David Fishman, a consultant who represented Condé Nast during discussions earlier this year with ICM, says it was precisely this sort of fear that convinced his client not to sign exclusively with any one agency. "We talked about opening up a pipeline for Condé Nast magazines, about fostering relationships with people in Hollywood so the right people were reading our magazines," he says. "But if you have a relationship with just ICM, you create difficulties for magazines with celebrity content like GQ and Vanity Fair. If we were an ICM shop, it would get ticklish when we wanted to feature a celebrity represented by another agency. And we didn’t want to leave room for any notion of journalistic impropriety."

Though his magazine profits from selling its articles, Texas Monthly’s Curtis insists this has no impact on editorial decisions. Says he: "Everybody understands that a magazine exists for its readers."

How do the writers, who for years have traded dances with both editors and agents, feel about all this? "The money is great," says Sager. And scripts that come out of good magazine articles can mean better movies, says Marie Brenner, a writer-at-large for Vanity Fair. Her piece on tobacco industry whistleblower Jeffrey Wigand was bought by Disney.
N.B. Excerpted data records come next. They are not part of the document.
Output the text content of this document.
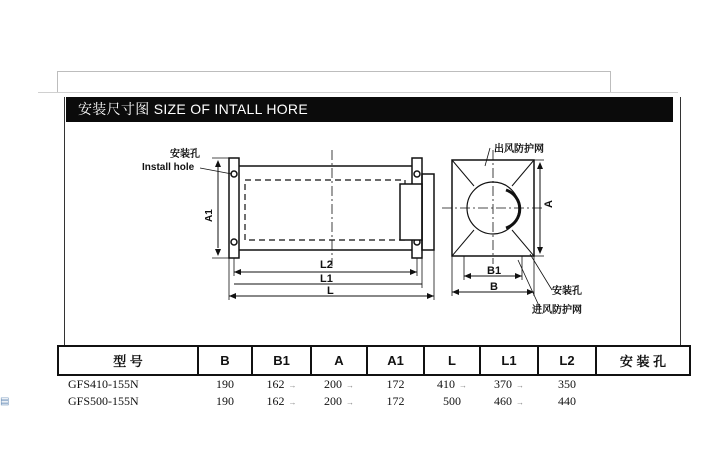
安装尺寸图 SIZE OF INTALL HORE
安装孔
Install hole
A1
L2
L1
L
出风防护网
A
B1
B	安装孔
进风防护网
型 号	B	B1	A	A1	L	L1	L2	安 装 孔
GFS410-155N	190	162 →	200 →	172	410 →	370 →	350	
GFS500-155N	190	162 →	200 →	172	500	460 →	440	
▤
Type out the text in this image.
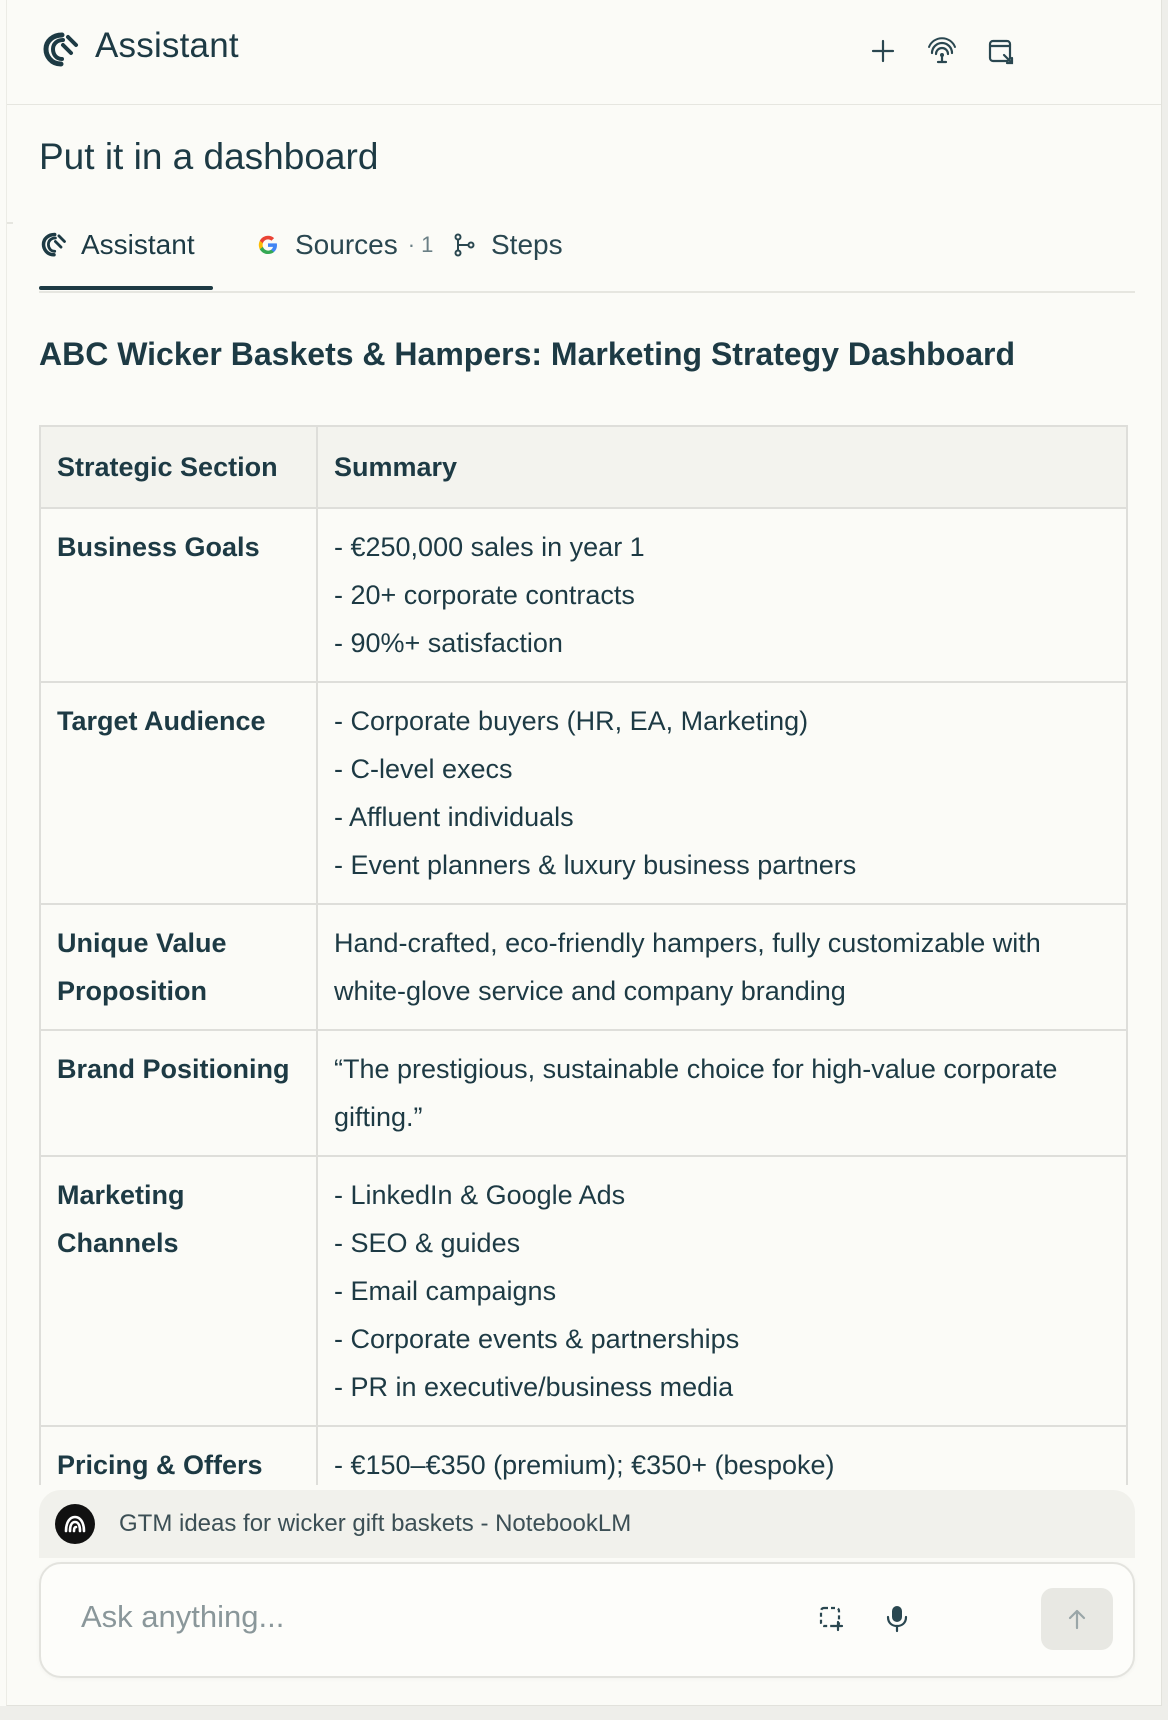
Assistant
Put it in a dashboard
Assistant	Sources · 1 Steps
ABC Wicker Baskets & Hampers: Marketing Strategy Dashboard
Strategic Section	Summary
Business Goals	- €250,000 sales in year 1
- 20+ corporate contracts
- 90%+ satisfaction

Target Audience	- Corporate buyers (HR, EA, Marketing)
- C-level execs
- Affluent individuals
- Event planners & luxury business partners

Unique Value Proposition	Hand-crafted, eco-friendly hampers, fully customizable with white-glove service and company branding
Brand Positioning	“The prestigious, sustainable choice for high-value corporate gifting.”
Marketing Channels	- LinkedIn & Google Ads
- SEO & guides
- Email campaigns
- Corporate events & partnerships
- PR in executive/business media

Pricing & Offers	- €150–€350 (premium); €350+ (bespoke)
GTM ideas for wicker gift baskets - NotebookLM
Ask anything...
It is now in production as a movie, with Russell Crowe as Wigand, Al Pacino as 60 Minutes producer Lowell Bergman, and Christopher Plummer as Mike Wallace.

But Brenner admits that the Hollywood connection could affect the content. "Are you doing an article because it might sell, or because it is journalistically sound?" she asks. "This worries me, what an editor chooses to assign." When asked to describe the juncture between journalism and Hollywood, Brenner envisions "the big story meeting in the sky. Think of it: editors, reporters, and indies pumping up the narrative, e-mailing two-sentence synopses to Tom Hanks and Denzel Washington. It makes me laugh. I may even put this idea in development."